I have never been excited to unzip my sleeping bag at 4 a.m., a warm, cozy place that’s harder to leave than a $5 all-you-can-eat Chinese buffet. But there is one thing that can get me out of the snug comfort before dawn… summer skiing.

Now, you may be thinking to buckle up ski boots before sunrise in July is foolish. You may even argue that it is not intelligent to substitute summertime outdoor exploits like climbing, boating, mountain biking, bocce ball, or Footloose-style dance fighting for an activity so easily pursued in the winter. Well, my flip-flopped, speedo wearing, Coppertone lotion-ing friend, you are correct. It is dumb. And that is precisely why it is great.

Being stupid has almost always served me well. My last college math class was a relaxing weekly 50-minute seminar that involved carpet squares, a nap at the halfway point, and multiple colored blocks. I took it pass/fail. Being born with a dunce cap on can serve you well in the mountains, especially when you know an adventure will mostly be terrible before it becomes fun.

Summer Skiing: The Good and Bad

Skiing in the summer mostly sucks and is harder to accomplish than making it through Flashdance without shedding a tear (seriously, if you don’t weep when “What A Feeling” plays, you don’t have a soul). You’ve got to be willing to suffer to get any worthwhile wiggles. However, the moment you feel the energetic whoomp of a flexed ski as you butter the muffin on creamy sun-baked snow in the middle of summer, every ounce of agony fades into distant memory. Skiing is fun, even when it’s stupid.

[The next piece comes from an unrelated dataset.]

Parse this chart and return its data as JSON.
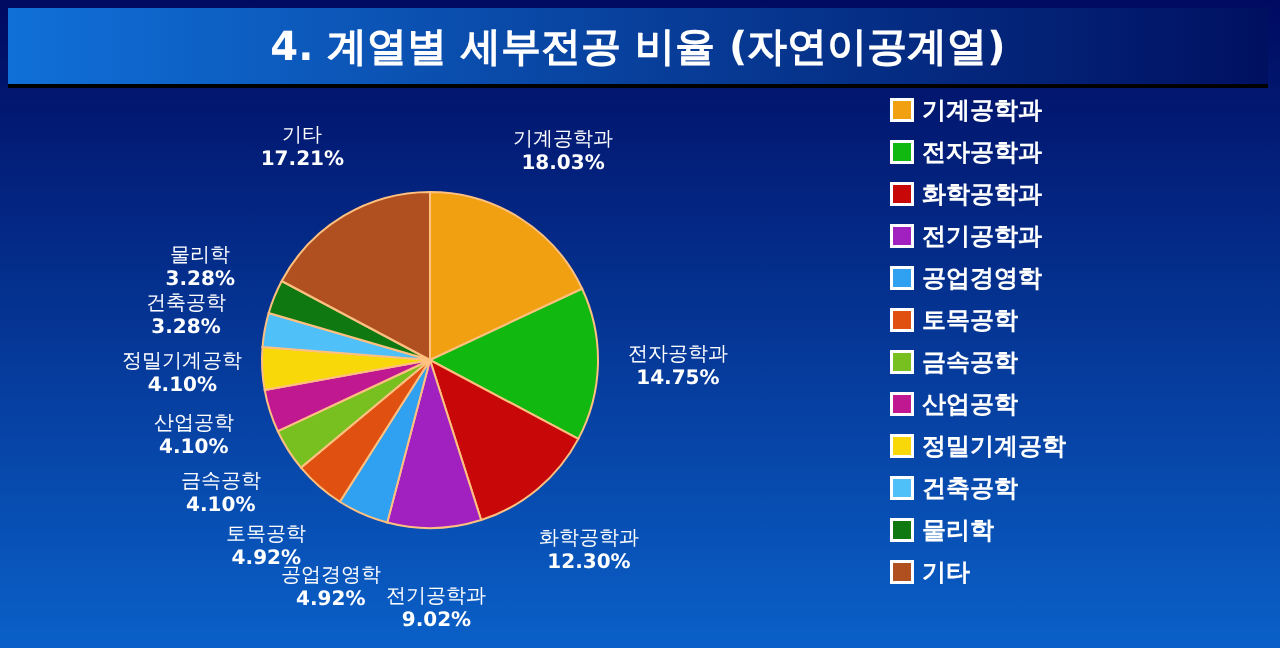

skiing telluride in summer

Take for example my most recent (idiotic) summer skiing mission, The Lightening Bolt. Every spring and summer, local neo-hippie skier bro-brahs salivate over the iconic-zigzagged stripe of white that looms above Telluride, Colorado. It has been on my “To Do” list for years, and so, with warm temps and an “ease” of accessibility my buddy Scott and I decided to give’r early this June.

There was almost nothing easy about the mission, including but not limited to a mid-hike, post-breakfast burrito bathroom break. To poo with a view is idyllic but it’s hard not making a mess when squatting at 12,000-feet in ski boots and half-bib ski pants.

In five hours we hiked, skinned, and skied a total of 7.6 miles, ascended 2,935 vertical feet, completed 5,830 total vert, maxed out at 13,075 feet… and we did not ski The Lightning Bolt. We deemed it a no-go; still in the shade when we got to it, too icy to boot up, and too impatient to wait for the sun to cook it into skiable corn.

Instead, we did what happens almost always during summer ski missions—we made a new plan. Our hollers of enjoyment and Jeff Spicoli impersonations echoed off the walls of the basin as we made velvety turns on mashed-taters down Tomboy Peak.

Into the Snow, In June

The predawn alarm, the sweaty and painful hike in ski boots on Tomboy Road, the slick skin on crunchy blue snow, the punching faceted layers on the bootpack, and even getting shutdown by the Bolt; it all washed away and became worth it. We enjoyed bro-tastic friendship turns while everyone else in town was just waking up.

telluride ski adventure

Rather than helping your family break out the games for Backyard Olympics this 4th July, go ski something dumb. It’s the safer stupid option when compared to playing tag with M-80s or eating the potato salad that’s been sitting in the sun for hours. Summer skiing will hurt, no doubt, but it won’t make you crap your diaper.

Leave that to the hot dog eating contest and your Grandma’s Jello salad. Please, do yourself the favor. Celebrate our country’s independence by begrudgingly waking up before sunrise and walking an asinine distance to get to turns you would scoff at if it were January. Because even George Washington knows that feet crammed into ski boots feel a helluvalot better than taking a rusty lawn dart to the thigh.